In this and previous reports, where HRV-PIs have all been recorded in immunocompromised patients [13], [15], [16], [28] the role of B- or T-cell immunity in controlling HRV-PI is unclear. Peltola et al. recently documented that intravenous immunoglobulin therapy does not effectively correct the defective clearance of HRV in patients with primary hypogammaglobulinaemia [24]. In accordance, our results demonstrate the presence of HRV-PI in HSCT recipients receiving intravenous immunoglobulin replacement therapy, thus suggesting that impaired T cell-mediated immunity may have contributed to delayed HRV clearance. Similarly, Gooskens et al. reported that impaired T cell-mediated immunity correlated with delayed elimination of the influenza virus in HSCT recipients [29]. In the present study, HSCT recipients with HRV-PI had absent or very low T-CD4+, T-CD8+ and NK lymphocyte counts during induction and before transplant engraftment, moreover T-CD4+, T-CD8+ and NK lymphocyte counts at the time of infection onset were significantly lower than those observed in HSCT recipients with HRV-AI. T-CD4+, T-CD8+ and NK lymphocyte counts were also significantly lower at the onset of infection with respect to the time of HRV clearance in patients with HRV-PI, and inversely correlated with HRV load. These findings also suggest that the peak HRV load at the onset of infection is an independent factor with respect to the immunological status of the patient. Finally, there was no significant difference in the T-CD4+, T-CD8+ and NK lymphocyte counts between HSCT recipients with HRV-AI and those with HRV-PI at the time of infection resolution. This finding suggests that the reconstitution of cell-mediated immunity might be crucial for complete virus clearance. Nevertheless, our study has some limitations, including the absence of virus-specific immunological analyses, the small number of cases studied and the retrospective nature of design. As HRV-PIs are infrequent events, further investigations on large cohorts are needed to clarify the respective role of innate, T cell-mediated and humoral immunity in the clearance of HRV infections.
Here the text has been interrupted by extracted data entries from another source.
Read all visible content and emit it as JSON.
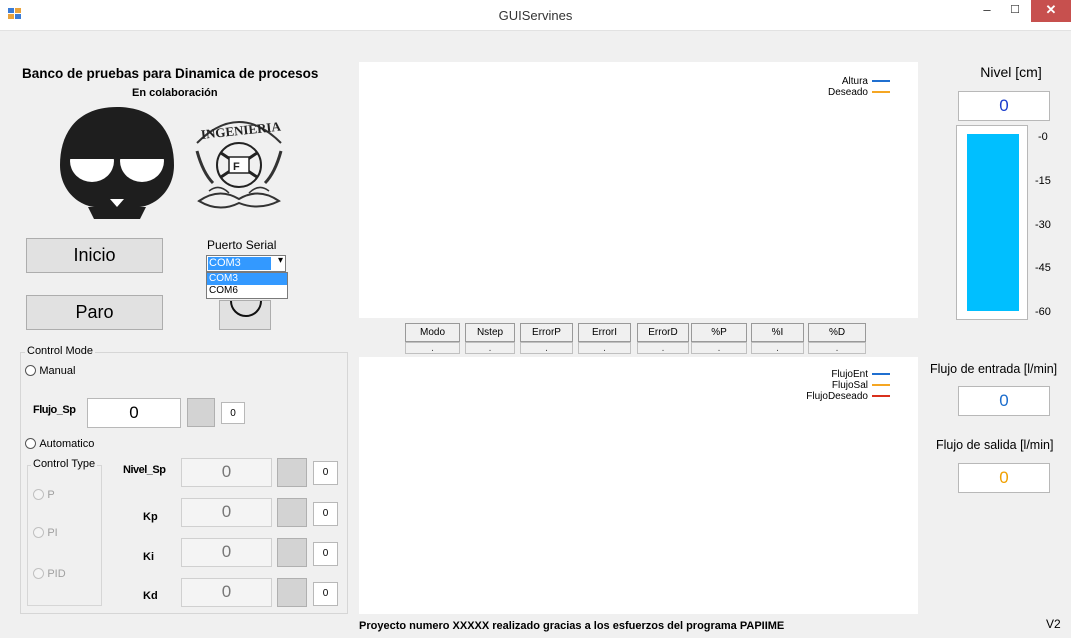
{
  "window": {
    "title": "GUIServines",
    "min": "‒",
    "max": "☐",
    "close": "✕"
  },
  "header": {
    "title": "Banco de pruebas para Dinamica de procesos",
    "subtitle": "En colaboración",
    "seal_text": "INGENIERIA"
  },
  "buttons": {
    "inicio": "Inicio",
    "paro": "Paro"
  },
  "serial": {
    "label": "Puerto Serial",
    "selected": "COM3",
    "options": [
      "COM3",
      "COM6"
    ]
  },
  "control_mode": {
    "title": "Control Mode",
    "manual": "Manual",
    "automatico": "Automatico",
    "flujo_sp_label": "Flujo_Sp",
    "flujo_sp_value": "0",
    "flujo_sp_small": "0"
  },
  "control_type": {
    "title": "Control Type",
    "p": "P",
    "pi": "PI",
    "pid": "PID"
  },
  "params": [
    {
      "label": "Nivel_Sp",
      "value": "0",
      "small": "0"
    },
    {
      "label": "Kp",
      "value": "0",
      "small": "0"
    },
    {
      "label": "Ki",
      "value": "0",
      "small": "0"
    },
    {
      "label": "Kd",
      "value": "0",
      "small": "0"
    }
  ],
  "chart_top": {
    "legend": [
      "Altura",
      "Deseado"
    ],
    "colors": [
      "#1f6fd0",
      "#f5a623"
    ]
  },
  "chart_bottom": {
    "legend": [
      "FlujoEnt",
      "FlujoSal",
      "FlujoDeseado"
    ],
    "colors": [
      "#1f6fd0",
      "#f5a623",
      "#d9301c"
    ]
  },
  "metrics": {
    "headers": [
      "Modo",
      "Nstep",
      "ErrorP",
      "ErrorI",
      "ErrorD",
      "%P",
      "%I",
      "%D"
    ],
    "values": [
      ".",
      ".",
      ".",
      ".",
      ".",
      ".",
      ".",
      "."
    ]
  },
  "nivel": {
    "title": "Nivel [cm]",
    "value": "0",
    "value_color": "#1a3ccc",
    "ticks": [
      "-0",
      "-15",
      "-30",
      "-45",
      "-60"
    ],
    "bar_color": "#00bfff",
    "fill_fraction": 1.0
  },
  "flujo_entrada": {
    "label": "Flujo de entrada [l/min]",
    "value": "0",
    "value_color": "#1a6ccc"
  },
  "flujo_salida": {
    "label": "Flujo de salida [l/min]",
    "value": "0",
    "value_color": "#f0a000"
  },
  "footer": {
    "text": "Proyecto numero XXXXX realizado gracias a los esfuerzos del programa PAPIIME",
    "version": "V2"
  }
}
Although HRV is one of the most frequent viruses detected in severe respiratory syndromes in HSCT recipients [12], [14], many aspects of HRV respiratory infections in patients with hematologic diseases still remain to be defined. In a recent study involving adult HSCT recipients, HRV was recognized as a significant cause of pneumonia [10]. Of note, in this study, an adult patient acquiring HRV infection during pre-transplant conditioning had persistent URTI and HRV positivity (3 months) [10]. This is consistent with our finding that in five HSCT recipients, HRV infection was acquired in the pre-transplant period; these subjects suffered only from mild URTI with no major clinical complications. However, in pediatric HSCT recipients the risk for development of LRTI cannot be excluded.

In conclusion, our data suggest that cellular immunity may play a role in the clearance of HRV infection. In addition, we demonstrated that persistence of HRV infection was due to unrestricted replication of a single virus strain, rather than sequential reinfections by different strains.

Conflict of interest

The authors of this manuscript have no conflicts of interest to disclose.

Funding

This work was supported by the Ministero della Salute, Fondazione IRCCS Policlinico San Matteo, Ricerca Corrente (grant no. 80622; 8045801; 8069113; 8045814); Ministero della Salute, Ricerca Finalizzata (no. RF-2009-1548666).

Ethical approval

This retrospective study was performed according to the guidelines of the Institutional Review Board on the use of biological specimens for scientific purposes in keeping with Italian law (art.13 D.Lgs 196/2003).